Faudrait-il construire une espèce d’éthique du touriste ?

La culpabilisation de l’individu ne me semble pas la bonne voie. Lorsque vous allumez votre ordinateur, la première image que vous voyez est une image de terre lointaine. L’incitation au tourisme est permanente. Le tourisme est devenu un acte conformiste. C’est un mode de vie qu’il faut remettre en cause et une certaine organisation politique qui construit les rapports sociaux uniquement en fonction de la production et de la consommation. Le tourisme éthique vient répondre à une forme de culpabilité qui se développe chez les gens. Comment dépenser autant d’argent dans des pays où les populations ont à peine de quoi manger ? Le tourisme éthique vient pallier cette angoisse, même s’il n’est jamais qu’un segment commercial de plus au sein du secteur touristique.




“Le tourisme éthique vient répondre à une forme de culpabilité qui se développe chez les gens.
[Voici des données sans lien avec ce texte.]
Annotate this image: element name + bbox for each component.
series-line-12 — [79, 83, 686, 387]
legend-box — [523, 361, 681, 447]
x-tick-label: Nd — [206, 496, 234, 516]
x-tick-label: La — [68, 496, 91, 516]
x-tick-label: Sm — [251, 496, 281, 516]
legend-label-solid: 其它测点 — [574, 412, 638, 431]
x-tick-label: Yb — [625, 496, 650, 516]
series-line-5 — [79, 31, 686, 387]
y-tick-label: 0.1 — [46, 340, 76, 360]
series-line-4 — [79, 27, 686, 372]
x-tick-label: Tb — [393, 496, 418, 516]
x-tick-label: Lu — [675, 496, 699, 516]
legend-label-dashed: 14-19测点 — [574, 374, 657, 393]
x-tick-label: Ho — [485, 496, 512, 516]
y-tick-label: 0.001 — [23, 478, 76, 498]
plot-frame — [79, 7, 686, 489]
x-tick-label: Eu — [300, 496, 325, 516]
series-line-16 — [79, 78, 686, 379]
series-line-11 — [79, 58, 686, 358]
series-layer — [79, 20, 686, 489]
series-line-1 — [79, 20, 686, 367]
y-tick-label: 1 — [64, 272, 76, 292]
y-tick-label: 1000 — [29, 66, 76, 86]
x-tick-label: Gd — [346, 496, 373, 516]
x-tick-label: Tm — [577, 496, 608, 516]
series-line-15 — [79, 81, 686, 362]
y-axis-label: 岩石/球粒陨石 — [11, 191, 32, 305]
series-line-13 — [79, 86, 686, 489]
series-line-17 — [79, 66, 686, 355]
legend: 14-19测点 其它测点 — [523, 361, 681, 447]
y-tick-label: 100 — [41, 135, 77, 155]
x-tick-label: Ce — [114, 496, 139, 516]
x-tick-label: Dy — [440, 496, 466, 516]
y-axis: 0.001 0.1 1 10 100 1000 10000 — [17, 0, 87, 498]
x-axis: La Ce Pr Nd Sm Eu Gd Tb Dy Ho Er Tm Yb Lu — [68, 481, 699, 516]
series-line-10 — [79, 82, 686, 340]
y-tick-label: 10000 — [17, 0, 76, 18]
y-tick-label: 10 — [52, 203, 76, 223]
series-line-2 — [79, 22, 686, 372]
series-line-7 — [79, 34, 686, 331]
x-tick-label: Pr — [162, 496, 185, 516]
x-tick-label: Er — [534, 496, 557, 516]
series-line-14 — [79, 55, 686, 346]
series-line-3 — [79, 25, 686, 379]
Comment dépenser autant d’argent dans des pays où les populations ont à peine de quoi manger ?”

Et l’éco-tourisme ? N’incarne-t-il pas une forme d’alternative au tourisme de consommation que vous décrivez ?

L’exploitation de la nature comme ressource s’accompagne de cette idée de nature comme sanctuaire à contempler. Très peu de gens ont une relation quotidienne avec la nature. Nous avons des modes de vie essentiellement industriels et urbains. La nature est donc devenue un objet exotique, que l’éco-touriste va contempler quelques heures dans l’année. Ce qui ne représente pas un mode d’échange avec l’environnement, mais au mieux une esthétisation. Ce phénomène est le symptôme d’une séparation complète avec l’environnement naturel. La vie urbaine induit des manques mais, paradoxalement, le manque de nature qui conduit des foules en avion ou via les autoroutes dans les espaces naturels spécialement aménagés est problématique, sinon absurde. 

Limiter le tourisme, c’est prendre le risque d’étrangler économiquement certaines régions ou certaines villes. Comment revoir cette dépendance économique au tourisme ?

Il faut éviter d’adopter un raisonnement seulement sectoriel. La question du tourisme implique de repenser entièrement notre mode de vie. Il faut aussi repenser toute la production, notamment en relocalisant, et en se demandant : qu’est-ce qu’un besoin essentiel ? Nous devons raisonner de manière beaucoup plus large. La dépendance au tourisme est très critiquée, y compris par les gens qui en vivent. On ne vit pas nécessairement bien dans une économie entièrement formatée par le tourisme. En réalité, dans ce type de configuration, le tourisme fait seulement vivre une partie de la population. On oublie de dire qu’il génère des emplois précaires et qu’il rend la vie impossible ; par exemple il est parfois très difficile de trouver un logement dans ce contexte, car les propriétaires préfèrent louer plus cher à des touristes. Ce ne sont pas forcément des territoires où il fait bon vivre. D’autre part, ce sont des économies très fragiles. Avant la crise, l’OMT (organisation mondiale du tourisme) estimait que le secteur du tourisme connaissait une croissance annuelle de 5,5%. La crise du coronavirus a mis à l’arrêt tout ce système. Il faudrait en tirer des leçons pour l’avenir. 




“La dépendance au tourisme est très critiquée, y compris par les gens qui en vivent. On ne vit pas nécessairement bien dans une économie entièrement formatée par le tourisme.”

“La vraie vie est ici. Voyager encore ?”, de Rodolphe Christin. (Ed. écosociété) 136 pages. 12 euros.